Last month, we exposed a sobering reality: navigating the aged care system is pushing carers to the absolute brink. A major culprit? The gruelling agonising wait for government-funded, in-home care.
Currently, the Commonwealth Home Support Programme (CHSP) acts as the vital first rung on the ladder, offering basic but essential in-home support. It is a lean, cost-effective program for the government, free from the hurdles of asset or means-testing. Critically, emergency codes can be issued rapidly while a person waits for an official assessment, getting urgent services into the home faster.
For thousands of older Australians and their exhausted carers, CHSP is a genuine lifeline. It beautifully bridges the gap when life changes without warning, whether due to a sudden health emergency or the slow, quiet realisation that support is needed to help someone remain independent at home.
What truly sets the program apart is its inherent flexibility; it allows people to use services exactly as they need them. It can be deployed for a short period to aid recovery after a health event, or to provide ongoing, predictable support for daily life at home.
Yet, this safety net is under imminent threat. As we reported in our March 2026 issue, the Australian Government plans to absorb CHSP into the consolidated Support at Home program on July 1, 2027.
Is CHSP perfect as it stands? No – it has flaws and some redesign is needed.
But forcing transition of this essential program into Support at Home will plunge 840,000 vulnerable people into an ecosystem already buckling under severe assessment and funding backlogs. Support at Home is plagued by significant design faults and high costs; it is failing to cope with the 200,000-plus people already in it.
Integrating CHSP into a system that isn’t functioning won’t just complicate aged care, it will make the current, dire home care situation significantly worse.

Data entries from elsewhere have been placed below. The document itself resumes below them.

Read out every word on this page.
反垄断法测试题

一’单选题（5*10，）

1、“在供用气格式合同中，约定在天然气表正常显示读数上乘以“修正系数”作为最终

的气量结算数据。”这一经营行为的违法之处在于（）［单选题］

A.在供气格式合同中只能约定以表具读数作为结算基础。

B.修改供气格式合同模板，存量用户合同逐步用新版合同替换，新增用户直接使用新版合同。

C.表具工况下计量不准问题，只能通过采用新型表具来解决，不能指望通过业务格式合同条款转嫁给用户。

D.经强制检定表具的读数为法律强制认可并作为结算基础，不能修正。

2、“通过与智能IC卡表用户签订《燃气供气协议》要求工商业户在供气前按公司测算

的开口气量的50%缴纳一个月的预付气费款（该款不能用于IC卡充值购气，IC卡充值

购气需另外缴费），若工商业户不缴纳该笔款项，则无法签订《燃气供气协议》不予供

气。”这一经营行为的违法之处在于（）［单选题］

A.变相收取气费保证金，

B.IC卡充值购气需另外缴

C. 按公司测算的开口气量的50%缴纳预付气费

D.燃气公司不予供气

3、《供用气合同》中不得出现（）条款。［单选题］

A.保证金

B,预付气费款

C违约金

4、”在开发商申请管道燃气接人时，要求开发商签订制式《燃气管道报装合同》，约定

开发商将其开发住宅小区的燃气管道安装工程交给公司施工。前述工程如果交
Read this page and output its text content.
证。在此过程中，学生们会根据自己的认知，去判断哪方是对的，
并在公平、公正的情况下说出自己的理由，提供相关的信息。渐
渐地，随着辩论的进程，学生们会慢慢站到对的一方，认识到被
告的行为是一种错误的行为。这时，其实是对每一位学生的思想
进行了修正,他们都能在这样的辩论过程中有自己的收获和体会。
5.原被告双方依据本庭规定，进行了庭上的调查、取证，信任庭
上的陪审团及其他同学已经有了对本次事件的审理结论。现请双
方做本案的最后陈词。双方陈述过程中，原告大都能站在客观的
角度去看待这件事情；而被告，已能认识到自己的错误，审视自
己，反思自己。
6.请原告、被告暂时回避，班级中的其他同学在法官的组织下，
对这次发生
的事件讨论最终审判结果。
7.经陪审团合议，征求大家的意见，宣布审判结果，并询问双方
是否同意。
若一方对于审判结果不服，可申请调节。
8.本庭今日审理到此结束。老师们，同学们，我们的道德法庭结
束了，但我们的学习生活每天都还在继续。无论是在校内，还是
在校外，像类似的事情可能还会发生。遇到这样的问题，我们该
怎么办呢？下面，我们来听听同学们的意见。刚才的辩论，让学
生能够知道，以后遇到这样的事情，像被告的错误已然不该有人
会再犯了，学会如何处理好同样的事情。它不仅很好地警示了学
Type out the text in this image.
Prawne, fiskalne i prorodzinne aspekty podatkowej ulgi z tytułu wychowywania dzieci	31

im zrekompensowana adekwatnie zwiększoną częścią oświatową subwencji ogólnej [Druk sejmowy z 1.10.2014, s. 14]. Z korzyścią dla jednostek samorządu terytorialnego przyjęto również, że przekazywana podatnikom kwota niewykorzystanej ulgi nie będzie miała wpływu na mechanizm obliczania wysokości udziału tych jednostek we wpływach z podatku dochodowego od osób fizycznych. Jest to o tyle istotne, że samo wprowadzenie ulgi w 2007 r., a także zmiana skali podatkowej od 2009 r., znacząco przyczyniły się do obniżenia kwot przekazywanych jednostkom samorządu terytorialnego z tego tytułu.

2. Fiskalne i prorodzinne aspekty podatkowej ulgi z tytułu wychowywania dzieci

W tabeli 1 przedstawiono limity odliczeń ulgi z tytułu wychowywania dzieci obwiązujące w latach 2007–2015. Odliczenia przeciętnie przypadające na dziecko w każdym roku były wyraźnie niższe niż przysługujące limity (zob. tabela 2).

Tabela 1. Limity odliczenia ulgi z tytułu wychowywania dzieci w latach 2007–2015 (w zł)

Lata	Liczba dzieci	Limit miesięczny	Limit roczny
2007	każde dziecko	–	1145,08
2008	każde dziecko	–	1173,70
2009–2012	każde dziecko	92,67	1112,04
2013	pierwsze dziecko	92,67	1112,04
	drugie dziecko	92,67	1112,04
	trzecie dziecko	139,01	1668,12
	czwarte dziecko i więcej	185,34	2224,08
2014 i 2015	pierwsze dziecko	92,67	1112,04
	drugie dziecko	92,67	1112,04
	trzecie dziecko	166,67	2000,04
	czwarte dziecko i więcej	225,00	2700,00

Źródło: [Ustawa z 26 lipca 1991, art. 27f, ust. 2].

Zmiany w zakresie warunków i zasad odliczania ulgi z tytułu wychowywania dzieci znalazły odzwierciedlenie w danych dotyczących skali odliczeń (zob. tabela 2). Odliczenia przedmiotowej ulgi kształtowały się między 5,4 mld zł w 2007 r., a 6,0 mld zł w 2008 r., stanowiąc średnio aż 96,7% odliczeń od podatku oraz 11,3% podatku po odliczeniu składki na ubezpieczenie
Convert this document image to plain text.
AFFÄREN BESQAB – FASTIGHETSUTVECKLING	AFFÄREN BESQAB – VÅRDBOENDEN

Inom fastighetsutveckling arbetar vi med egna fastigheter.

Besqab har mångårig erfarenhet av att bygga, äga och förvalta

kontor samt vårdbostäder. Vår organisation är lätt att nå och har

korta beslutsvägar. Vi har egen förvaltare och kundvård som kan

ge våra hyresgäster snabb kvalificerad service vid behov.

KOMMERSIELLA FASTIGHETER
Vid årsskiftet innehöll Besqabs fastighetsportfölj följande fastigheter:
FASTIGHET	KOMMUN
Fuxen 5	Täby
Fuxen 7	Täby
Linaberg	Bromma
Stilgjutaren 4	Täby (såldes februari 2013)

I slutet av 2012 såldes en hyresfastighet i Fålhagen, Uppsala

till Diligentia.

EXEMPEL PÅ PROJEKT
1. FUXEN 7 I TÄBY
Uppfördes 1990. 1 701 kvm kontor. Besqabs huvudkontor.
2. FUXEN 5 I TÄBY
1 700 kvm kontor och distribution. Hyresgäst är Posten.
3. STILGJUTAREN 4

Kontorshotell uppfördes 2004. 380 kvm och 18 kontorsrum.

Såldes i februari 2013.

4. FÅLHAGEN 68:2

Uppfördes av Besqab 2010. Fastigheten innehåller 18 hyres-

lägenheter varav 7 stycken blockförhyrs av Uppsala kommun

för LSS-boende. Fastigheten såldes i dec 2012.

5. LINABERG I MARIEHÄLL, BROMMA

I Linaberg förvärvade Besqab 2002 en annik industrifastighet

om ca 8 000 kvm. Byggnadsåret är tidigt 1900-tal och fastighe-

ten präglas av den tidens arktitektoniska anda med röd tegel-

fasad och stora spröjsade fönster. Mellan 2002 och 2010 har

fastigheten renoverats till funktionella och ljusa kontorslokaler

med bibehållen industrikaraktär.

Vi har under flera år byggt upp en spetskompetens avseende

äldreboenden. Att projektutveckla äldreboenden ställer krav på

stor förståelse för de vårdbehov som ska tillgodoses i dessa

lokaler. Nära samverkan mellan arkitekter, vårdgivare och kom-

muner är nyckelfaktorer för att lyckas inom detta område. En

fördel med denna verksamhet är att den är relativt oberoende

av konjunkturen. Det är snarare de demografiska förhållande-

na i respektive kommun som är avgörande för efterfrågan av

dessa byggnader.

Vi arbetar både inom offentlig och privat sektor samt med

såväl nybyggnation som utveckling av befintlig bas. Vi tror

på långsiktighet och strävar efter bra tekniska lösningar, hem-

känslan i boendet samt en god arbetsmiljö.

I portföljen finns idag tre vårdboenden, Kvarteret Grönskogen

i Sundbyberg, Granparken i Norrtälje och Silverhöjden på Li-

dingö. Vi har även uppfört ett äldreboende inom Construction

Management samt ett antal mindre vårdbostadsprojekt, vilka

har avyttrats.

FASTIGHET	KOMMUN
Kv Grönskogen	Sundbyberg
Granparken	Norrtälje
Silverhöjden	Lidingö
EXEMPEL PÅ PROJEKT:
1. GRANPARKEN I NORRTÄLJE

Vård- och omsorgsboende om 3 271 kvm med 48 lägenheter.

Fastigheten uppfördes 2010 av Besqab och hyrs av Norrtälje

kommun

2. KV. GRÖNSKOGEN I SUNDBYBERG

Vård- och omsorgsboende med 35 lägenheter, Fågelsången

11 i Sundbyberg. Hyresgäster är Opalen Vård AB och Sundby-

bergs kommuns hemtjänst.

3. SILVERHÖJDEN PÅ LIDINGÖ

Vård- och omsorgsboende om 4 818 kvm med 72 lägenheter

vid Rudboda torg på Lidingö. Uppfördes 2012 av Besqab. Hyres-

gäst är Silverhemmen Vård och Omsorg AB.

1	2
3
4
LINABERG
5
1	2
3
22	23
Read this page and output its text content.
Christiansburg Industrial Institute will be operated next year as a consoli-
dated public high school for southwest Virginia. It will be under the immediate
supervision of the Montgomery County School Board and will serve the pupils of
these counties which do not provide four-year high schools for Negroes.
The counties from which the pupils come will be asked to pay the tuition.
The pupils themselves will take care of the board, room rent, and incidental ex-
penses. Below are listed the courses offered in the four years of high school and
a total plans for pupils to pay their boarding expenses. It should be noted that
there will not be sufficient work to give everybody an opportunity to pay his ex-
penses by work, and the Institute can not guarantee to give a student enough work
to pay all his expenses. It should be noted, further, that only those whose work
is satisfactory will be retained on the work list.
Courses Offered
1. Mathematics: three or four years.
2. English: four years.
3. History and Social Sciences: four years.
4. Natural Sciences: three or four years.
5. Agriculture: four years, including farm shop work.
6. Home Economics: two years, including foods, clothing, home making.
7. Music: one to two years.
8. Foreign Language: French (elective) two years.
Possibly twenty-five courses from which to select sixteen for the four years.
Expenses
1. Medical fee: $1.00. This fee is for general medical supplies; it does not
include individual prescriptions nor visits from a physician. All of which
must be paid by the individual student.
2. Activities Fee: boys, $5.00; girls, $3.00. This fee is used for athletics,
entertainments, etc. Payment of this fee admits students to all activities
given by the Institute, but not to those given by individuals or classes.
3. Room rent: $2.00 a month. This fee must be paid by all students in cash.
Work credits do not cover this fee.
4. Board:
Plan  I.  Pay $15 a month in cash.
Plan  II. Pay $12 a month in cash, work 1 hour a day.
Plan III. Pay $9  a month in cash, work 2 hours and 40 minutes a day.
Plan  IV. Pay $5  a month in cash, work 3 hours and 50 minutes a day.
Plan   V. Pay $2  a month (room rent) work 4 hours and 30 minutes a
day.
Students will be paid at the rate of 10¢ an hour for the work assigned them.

In a piece of welcome good news, thanks to the tireless efforts and advocacy of many, on June 23, 2026, the Senate Community Affairs Committee Inquiry Report into the transition of the Commonwealth Home Support Program into the Support at Home Program was released. Key recommendations are definitive: CHSP must be retained as a separate, block-funded program, it should not transition into the Support at Home framework, and the government must extend its dedicated funding until July 2030.
The federal government is now being called upon to publicly announce its intentions.
Ms Natalie Siegel-Brown, the outgoing Inspector-General of Aged Care, urged the federal government to look closely at international benchmarks like Denmark. Through smart policy shifts, Denmark enables far more of its ageing citizens to remain living at home independently, drastically reducing the demand for expensive residential aged care beds.
Australia may be an island, but we do not have to invent solutions in isolation.
The Federal Government now faces a clear, undeniable choice. It can look at what is working globally, put in the hard work to resolve flaws within the Support at Home program and the Single Assessment System, and protect the vital, entry-level CHSP services that keep our elders living in their own homes for longer. True reform means fixing the foundations before expanding the house.
This article by Julia McCarthy appeared in the July 2026 edition of Village Voice.